Data license visibility: is rOpenSci doing enough?
This issue has been touched on at various times by the rOpenSci community, but I have not seen a thorough discussion. Please point it out if I’ve missed it!
Background
Many R packages now provide access to data. Some (most?) provide a mechanism for retrieving data from a remote source via an API or similar (let’s call these “API packages” for the want of a better term), whereas other packages provide data directly bundled into the package (call these “data packages”).
The problem: it remains uncommon for such packages to actively inform the user of the license and conditions under which they are accessing data.
Why I think this is an issue
Many data sets are released under a formal license. That license governs what the end user can do with the data and under what conditions. In the case of packages, the code license may be — and in general is probably likely to be — separate to and different from the data license. The code may have been developed or funded by different people/organisations to those responsible for the data: both deserve credit for their contributions.
In terms of formal data licensing, CC-BY licenses are common, and require the user to properly acknowledge the source of the data. Some licenses might impose additional restrictions (e.g. no commercial use). Many data sets are released without a formal license but with a request or requirement that users cite the source of the data.
It is important that users are aware of the license or conditions under which they are accessing data. Not knowing this might lead to users unknowingly breaching license conditions, or inadvertantly failing to conform with requests that the data provider has made (e.g. acknowledging the source). Even if data are released without restriction (e.g. under a CC0 waiver or similar), users should know what the conditions governing the data are.

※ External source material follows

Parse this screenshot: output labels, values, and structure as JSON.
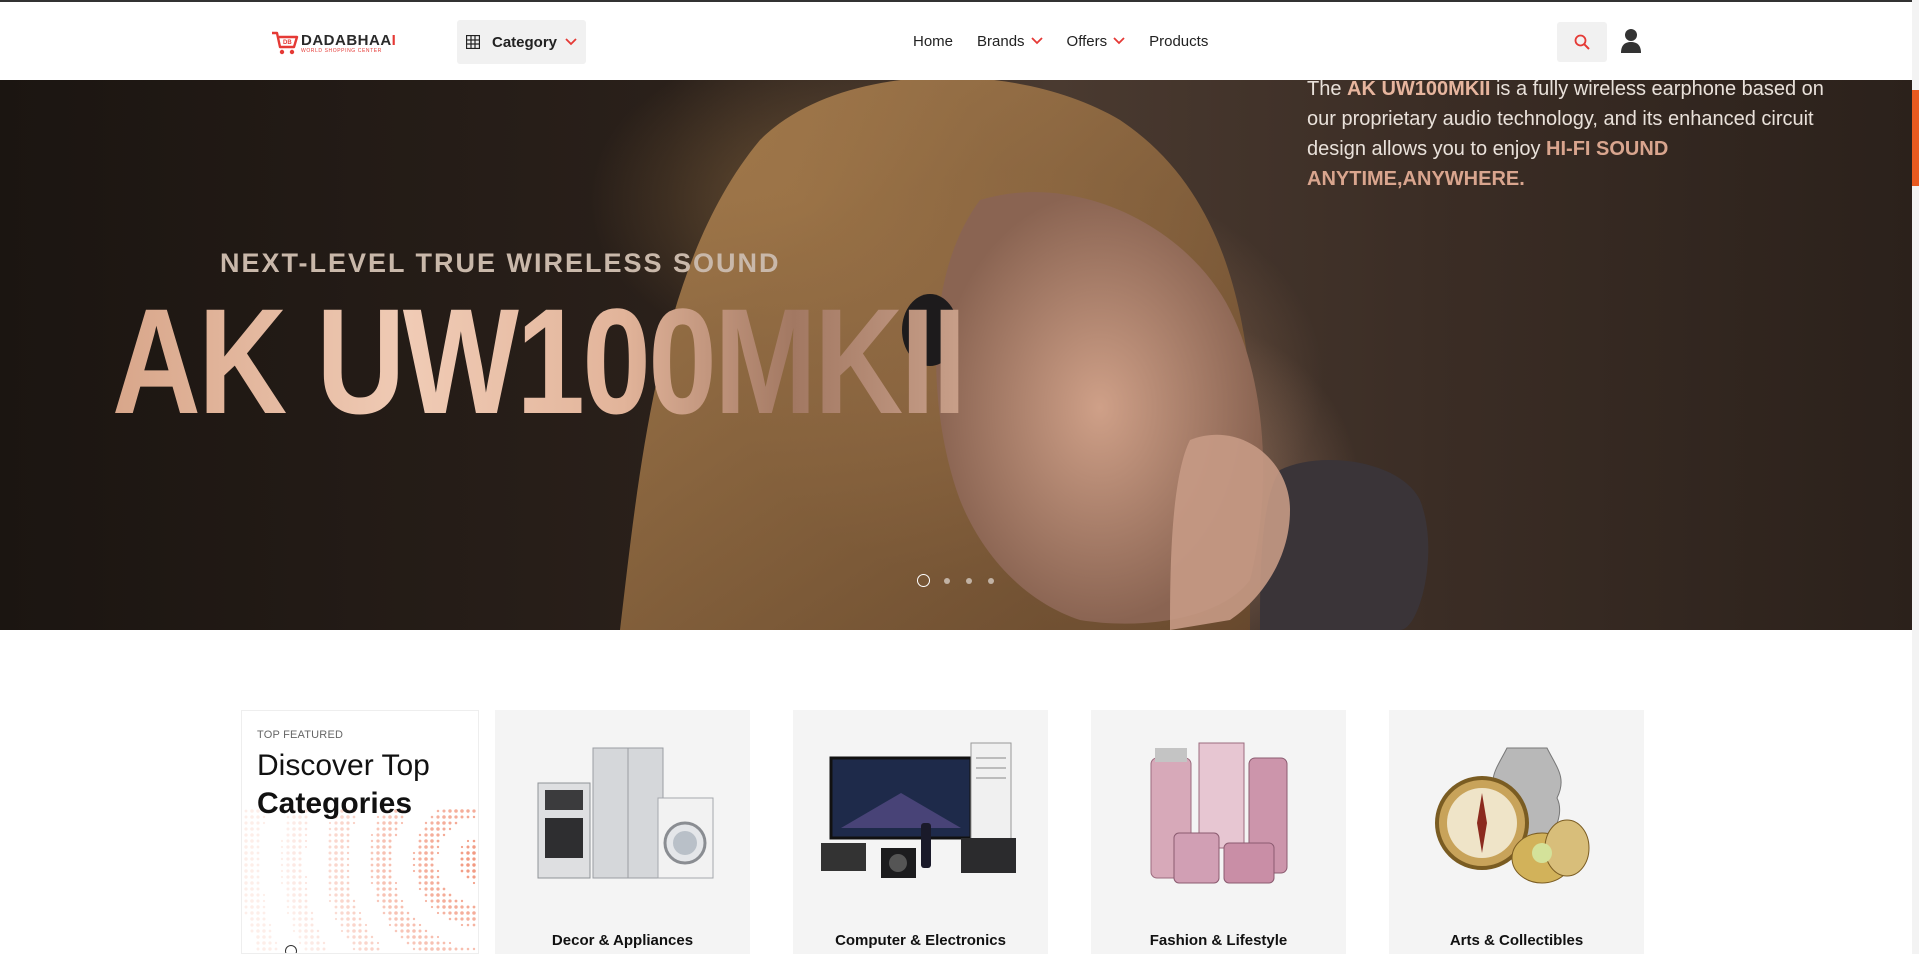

Scientists are sometimes reluctant to release their data, and “I won’t get recognition for it” or “my data will be misused” are common reasons for this. It’s probably true to say that this is less of an issue now than it has been in the past, but it nevertheless remains true in some quarters.
The data management and wider communities have worked to establish community norms on data citation and good data behaviour, and to build trust within communities to facilitate an open data culture. Users who don’t comply with such norms — knowingly or otherwise — risk undermining some of that trust. The data license is often tied up with the data’s metadata record or other documentation, and so drawing attention to the license also gives the opportunity to draw the user’s attention to the data documentation, which might include caveats on its re-use.
But …
… isn’t it the user’s responsibility to educate themselves about the data they are using?
Of course. But rOpenSci has the opportunity to play a role in promoting good data-use behaviour, and I don’t believe that this opportunity is currently being exercised as fully as it might.
Where are we now?
A quick (and definitely incomplete) audit of current rOpenSci packages suggests that the overwhelming majority of data/API packages provide links to the sources of the data in the package README, vignette, package-level documentation, or similar. Far fewer packages actively provide the user with a clear statement of the data license, restrictions, or (if appropriate) required citation. Some packages certainly do (see examples below) but it does not seem to be standard practice.
Some packages provide access to a data source that requires the user to have an account with the provider organisation: in those cases, one could reasonably assume that the source organisation will make the user aware of the conditions governing data use.
OK, so what
The point of this rant is to provoke some discussion within the community. Is this seen as a worthwhile consideration? If it is, should data license visibility be a routine part of rOpenSci practice? Should it be added to the packaging guide?
How might we achieve this? Suggestions welcome, but I don’t think that this process needs to be particularly onerous. For example:
- the README should not only include the data source URLs but also the license and citation details, along with links to metadata records or other documentation
- consider making this information more prominently visible to users (who might not, after all, read the README) by using
packageStartupMessage()
- add the data license details to the
LICENSE
file (see igraphdata for an example), and - add the data citation details to the
inst/CITATION
file so thatcitation("mypackage")
gives both the package citation and the data citation. Note that a distinction should be maintained between the package license and citation, and the data license and citation. The intention is not for package authors to lose credit or visibility of their contributions, but rather to promote those of the data providers - if the package retrieves data from multiple sources, consider including source information in data objects, or provide metadata or functions to help the user know which data came from which source (see e.g. the
indicator_metadata
function in fingertipsR, or the data source template in bowerbird).
If you are a package developer working with a data source that does not have a clear license/terms of use, encourage the provider to give one.
As a final note, and to end with a positive example, see the bomrang README, which has links to its Bureau of Meteorology data sources, along with:
All data is copyright Australia Bureau of Meteorology
BOM Copyright Notice http://reg.bom.gov.au/other/copyright.shtml
And furthermore, when using the package:
> library(bomrang)
Data (c) Australian Government Bureau of Meteorology,
Creative Commons (CC) Attribution 3.0 licence or
Public Access Licence (PAL) as appropriate.
See http://www.bom.gov.au/other/copyright.shtml
If you use bomrang, please cite it.
See `citation('bomrang')` for the proper citation.
Bravo @adamhsparks and coauthors!